I know what you’re thinking, because for a while I was guilty of thinking it too: that’s awesome, but you can’t have that in normal life. You can’t just talk about the miracles God has done in the coffee shop or break into spontaneous worship in the grocery store, people would think you were crazy.
But isn’t that exactly what people are supposed to think of us? Are we not to become fools to the world in order that we might gain God’s wisdom? For “we have been made a spectacle to the whole universe, to angels as well as to men. We are fools for Christ” (1 Cor 4:9-10). Or would you rather be counted as one of the “wise” of this world? As one who, “through its wisdom did not know [God]”? (1 Cor 1:21 NIV).
I don’t have to say these things. No one forced me to spend hours digging through my bible for just the right references or crafting each of my words to spell out what I wanted to say. Adventures in Missions didn’t even require me to write this blog. But I’m doing it because I want to change, and because I hope some of you will change with me.

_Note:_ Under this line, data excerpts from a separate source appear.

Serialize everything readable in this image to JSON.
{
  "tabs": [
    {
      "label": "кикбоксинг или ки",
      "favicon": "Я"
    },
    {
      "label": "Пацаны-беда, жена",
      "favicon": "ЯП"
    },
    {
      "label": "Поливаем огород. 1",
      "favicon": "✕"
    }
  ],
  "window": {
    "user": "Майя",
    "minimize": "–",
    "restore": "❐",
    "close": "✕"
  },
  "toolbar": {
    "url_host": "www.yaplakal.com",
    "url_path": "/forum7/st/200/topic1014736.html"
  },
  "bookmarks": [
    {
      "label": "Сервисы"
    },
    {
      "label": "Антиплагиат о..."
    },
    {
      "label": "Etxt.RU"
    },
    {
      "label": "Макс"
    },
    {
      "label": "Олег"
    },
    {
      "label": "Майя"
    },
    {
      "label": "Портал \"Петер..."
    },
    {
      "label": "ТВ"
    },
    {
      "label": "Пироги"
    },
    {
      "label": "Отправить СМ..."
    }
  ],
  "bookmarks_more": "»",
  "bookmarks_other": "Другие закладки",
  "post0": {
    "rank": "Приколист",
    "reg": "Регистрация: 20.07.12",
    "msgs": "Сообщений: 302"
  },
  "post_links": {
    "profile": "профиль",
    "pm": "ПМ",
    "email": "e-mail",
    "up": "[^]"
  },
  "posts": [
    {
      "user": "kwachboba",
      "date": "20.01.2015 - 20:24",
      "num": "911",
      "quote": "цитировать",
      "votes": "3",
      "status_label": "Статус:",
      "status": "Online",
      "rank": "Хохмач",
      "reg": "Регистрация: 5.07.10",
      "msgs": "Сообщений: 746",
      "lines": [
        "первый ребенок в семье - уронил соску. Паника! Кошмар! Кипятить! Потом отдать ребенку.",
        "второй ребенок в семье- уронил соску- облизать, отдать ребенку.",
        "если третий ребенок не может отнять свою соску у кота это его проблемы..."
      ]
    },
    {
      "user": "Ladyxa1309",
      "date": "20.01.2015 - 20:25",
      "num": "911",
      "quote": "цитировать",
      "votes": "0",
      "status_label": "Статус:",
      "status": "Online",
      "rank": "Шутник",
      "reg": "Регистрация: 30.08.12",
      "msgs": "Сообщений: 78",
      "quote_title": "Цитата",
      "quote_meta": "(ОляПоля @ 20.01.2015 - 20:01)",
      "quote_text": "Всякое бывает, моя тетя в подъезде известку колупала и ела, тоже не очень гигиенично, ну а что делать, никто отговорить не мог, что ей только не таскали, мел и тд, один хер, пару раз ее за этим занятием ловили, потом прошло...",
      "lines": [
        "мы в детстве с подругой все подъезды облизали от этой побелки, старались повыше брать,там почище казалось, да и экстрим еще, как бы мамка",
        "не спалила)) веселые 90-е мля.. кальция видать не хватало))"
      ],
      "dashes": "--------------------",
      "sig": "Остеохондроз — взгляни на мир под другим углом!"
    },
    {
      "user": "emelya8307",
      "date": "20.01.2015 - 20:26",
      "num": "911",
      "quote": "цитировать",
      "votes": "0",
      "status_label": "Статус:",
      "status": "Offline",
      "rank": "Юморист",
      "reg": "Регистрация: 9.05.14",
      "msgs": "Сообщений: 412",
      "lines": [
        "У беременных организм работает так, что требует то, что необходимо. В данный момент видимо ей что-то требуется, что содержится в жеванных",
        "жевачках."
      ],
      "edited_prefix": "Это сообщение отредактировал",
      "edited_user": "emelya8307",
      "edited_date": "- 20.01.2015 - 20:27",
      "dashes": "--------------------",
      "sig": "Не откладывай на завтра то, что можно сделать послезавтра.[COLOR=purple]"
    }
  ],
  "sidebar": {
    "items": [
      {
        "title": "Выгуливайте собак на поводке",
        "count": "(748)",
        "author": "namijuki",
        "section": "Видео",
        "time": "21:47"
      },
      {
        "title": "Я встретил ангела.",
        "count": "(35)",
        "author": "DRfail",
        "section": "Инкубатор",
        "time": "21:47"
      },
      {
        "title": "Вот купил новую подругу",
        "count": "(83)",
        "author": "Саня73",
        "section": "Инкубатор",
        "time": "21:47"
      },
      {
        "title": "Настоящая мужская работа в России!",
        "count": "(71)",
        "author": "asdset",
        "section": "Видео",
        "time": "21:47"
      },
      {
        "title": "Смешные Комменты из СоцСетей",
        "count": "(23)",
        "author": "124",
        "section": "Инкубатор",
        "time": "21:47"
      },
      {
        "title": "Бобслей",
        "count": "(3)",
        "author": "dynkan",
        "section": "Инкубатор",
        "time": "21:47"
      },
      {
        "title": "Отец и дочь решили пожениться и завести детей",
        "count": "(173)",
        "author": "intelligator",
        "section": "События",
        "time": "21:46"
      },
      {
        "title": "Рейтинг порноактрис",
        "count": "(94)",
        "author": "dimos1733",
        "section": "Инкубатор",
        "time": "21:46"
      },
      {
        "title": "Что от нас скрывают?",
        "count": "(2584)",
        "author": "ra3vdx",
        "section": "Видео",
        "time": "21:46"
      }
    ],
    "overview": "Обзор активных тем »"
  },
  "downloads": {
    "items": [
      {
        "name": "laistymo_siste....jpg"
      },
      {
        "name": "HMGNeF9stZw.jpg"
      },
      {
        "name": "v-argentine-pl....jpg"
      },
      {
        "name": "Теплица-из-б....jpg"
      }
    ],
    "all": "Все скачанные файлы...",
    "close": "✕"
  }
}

It would be an awful lot easier for me to just go back. To pack up and go back to Nicaragua or dive into missions for the rest of my life would be the fastest, simplest way to regain that sense of living totally in God that I’m striving for. But if we spend our lives looking back at where we’ve been or what we could have been doing if we were still there, we’ll never see where God has placed us today or recognize where He’s leading us tomorrow.
So I refuse to take the easy way out. I refuse to change my location and choose instead to change myself. I choose to live like I am in Nicaragua, like I am with my team, like I am quite literally the body of Christ wherever I go and with whomever I meet.
And may the world think me ever crazier because of it.